I left the room. He was quiet for the rest of the night.

I'm thrilled that Mom chose to jump in and chastise Junior. I wouldn't have been surprised if you reported that she had had your ass for being mean to innocent little Johnny.

Guess I'm just cynical

Specializes in Med Surg.

Elderly pt. with pneumonia had oders to keep his HOB at >30 deg. Every time we left his room his wife would lower it to nearly flat. I was trying for the umpteenth time to expain the rationale for keeping his head elevated and she cried "but he always sleeps on his back and he just looks sooooo uncomfortable!" Without thinking I repied, "so you think he'll be more comfortable when he can't breathe?"

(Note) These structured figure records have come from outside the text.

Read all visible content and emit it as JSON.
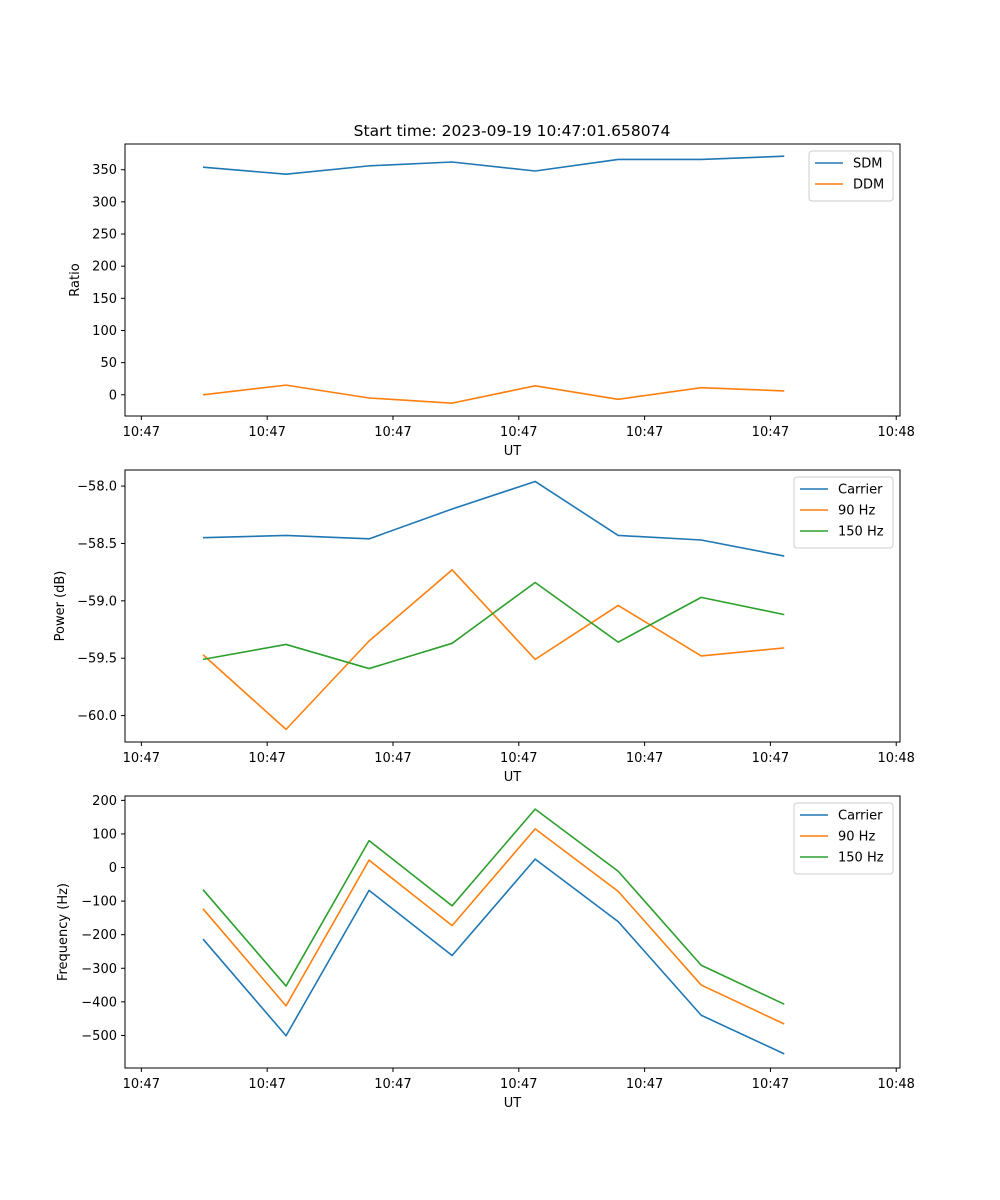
{
  "figure": {
    "title": "Start time: 2023-09-19 10:47:01.658074"
  },
  "chart_data": [
    {
      "type": "line",
      "title": "Start time: 2023-09-19 10:47:01.658074",
      "xlabel": "UT",
      "ylabel": "Ratio",
      "x_tick_labels": [
        "10:47",
        "10:47",
        "10:47",
        "10:47",
        "10:47",
        "10:47",
        "10:48"
      ],
      "x_tick_positions": [
        0,
        1,
        2,
        3,
        4,
        5,
        6
      ],
      "xlim": [
        -0.13,
        6.03
      ],
      "x": [
        0.49,
        1.15,
        1.81,
        2.47,
        3.13,
        3.79,
        4.45,
        5.11
      ],
      "ylim": [
        -33,
        390
      ],
      "y_ticks": [
        0,
        50,
        100,
        150,
        200,
        250,
        300,
        350
      ],
      "legend_position": "upper right",
      "series": [
        {
          "name": "SDM",
          "color": "#1f77b4",
          "values": [
            354,
            343,
            356,
            362,
            348,
            366,
            366,
            371
          ]
        },
        {
          "name": "DDM",
          "color": "#ff7f0e",
          "values": [
            0,
            15,
            -5,
            -13,
            14,
            -7,
            11,
            6
          ]
        }
      ]
    },
    {
      "type": "line",
      "title": "",
      "xlabel": "UT",
      "ylabel": "Power (dB)",
      "x_tick_labels": [
        "10:47",
        "10:47",
        "10:47",
        "10:47",
        "10:47",
        "10:47",
        "10:48"
      ],
      "x_tick_positions": [
        0,
        1,
        2,
        3,
        4,
        5,
        6
      ],
      "xlim": [
        -0.13,
        6.03
      ],
      "x": [
        0.49,
        1.15,
        1.81,
        2.47,
        3.13,
        3.79,
        4.45,
        5.11
      ],
      "ylim": [
        -60.23,
        -57.86
      ],
      "y_ticks": [
        -60.0,
        -59.5,
        -59.0,
        -58.5,
        -58.0
      ],
      "y_tick_labels": [
        "−60.0",
        "−59.5",
        "−59.0",
        "−58.5",
        "−58.0"
      ],
      "legend_position": "upper right",
      "series": [
        {
          "name": "Carrier",
          "color": "#1f77b4",
          "values": [
            -58.45,
            -58.43,
            -58.46,
            -58.2,
            -57.96,
            -58.43,
            -58.47,
            -58.61
          ]
        },
        {
          "name": "90 Hz",
          "color": "#ff7f0e",
          "values": [
            -59.47,
            -60.12,
            -59.35,
            -58.73,
            -59.51,
            -59.04,
            -59.48,
            -59.41
          ]
        },
        {
          "name": "150 Hz",
          "color": "#2ca02c",
          "values": [
            -59.51,
            -59.38,
            -59.59,
            -59.37,
            -58.84,
            -59.36,
            -58.97,
            -59.12
          ]
        }
      ]
    },
    {
      "type": "line",
      "title": "",
      "xlabel": "UT",
      "ylabel": "Frequency (Hz)",
      "x_tick_labels": [
        "10:47",
        "10:47",
        "10:47",
        "10:47",
        "10:47",
        "10:47",
        "10:48"
      ],
      "x_tick_positions": [
        0,
        1,
        2,
        3,
        4,
        5,
        6
      ],
      "xlim": [
        -0.13,
        6.03
      ],
      "x": [
        0.49,
        1.15,
        1.81,
        2.47,
        3.13,
        3.79,
        4.45,
        5.11
      ],
      "ylim": [
        -597,
        213
      ],
      "y_ticks": [
        -500,
        -400,
        -300,
        -200,
        -100,
        0,
        100,
        200
      ],
      "y_tick_labels": [
        "−500",
        "−400",
        "−300",
        "−200",
        "−100",
        "0",
        "100",
        "200"
      ],
      "legend_position": "upper right",
      "series": [
        {
          "name": "Carrier",
          "color": "#1f77b4",
          "values": [
            -213,
            -501,
            -68,
            -262,
            25,
            -161,
            -440,
            -555
          ]
        },
        {
          "name": "90 Hz",
          "color": "#ff7f0e",
          "values": [
            -123,
            -412,
            22,
            -173,
            115,
            -71,
            -350,
            -466
          ]
        },
        {
          "name": "150 Hz",
          "color": "#2ca02c",
          "values": [
            -66,
            -353,
            80,
            -114,
            174,
            -11,
            -291,
            -407
          ]
        }
      ]
    }
  ]
}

Another night the family of a pt. with COPD kept cranking up his O2 (to 4L via nc) and raising the room temp to around 80 deg. After the third time of finding her with sats in the low sixties and gasping for breath I told them again why giving someone with COPD more O2 is not necessarily good and they do better when the room doesn't feel like a sauna. When they said that's what they do at home I snapped back "if it works so well why is this her fifth admission with exacerbated COPD in the last two months?" Got to spend quality time with the DON but the doctor shook my hand and thanked me.

"if you do not stop yelling I will call the police and have you arrested for disturbing the peace"

-to a 105 yo confused and waking up the whole floor-this was my billionth attempt to quiet him down and it worked!

50 Y.O man admitted to LTC for abnormal gait (note:he can ambulate to the BR but chooses not to because he's "too young for a walke"r so he lies in the bed and uses his brief by choice!)

While changing a nasty stage II decub dsg to his sacrum he looks back and says "My a$$ didnt hurt until I got stuck in this place"

My response (which I should have filtered but slipped)

"Well if you'd get off your a$$ and hobble to the BR with that walker we offered instead of lying in your own sh!t, I bet your a$$ would feel better in no time!!"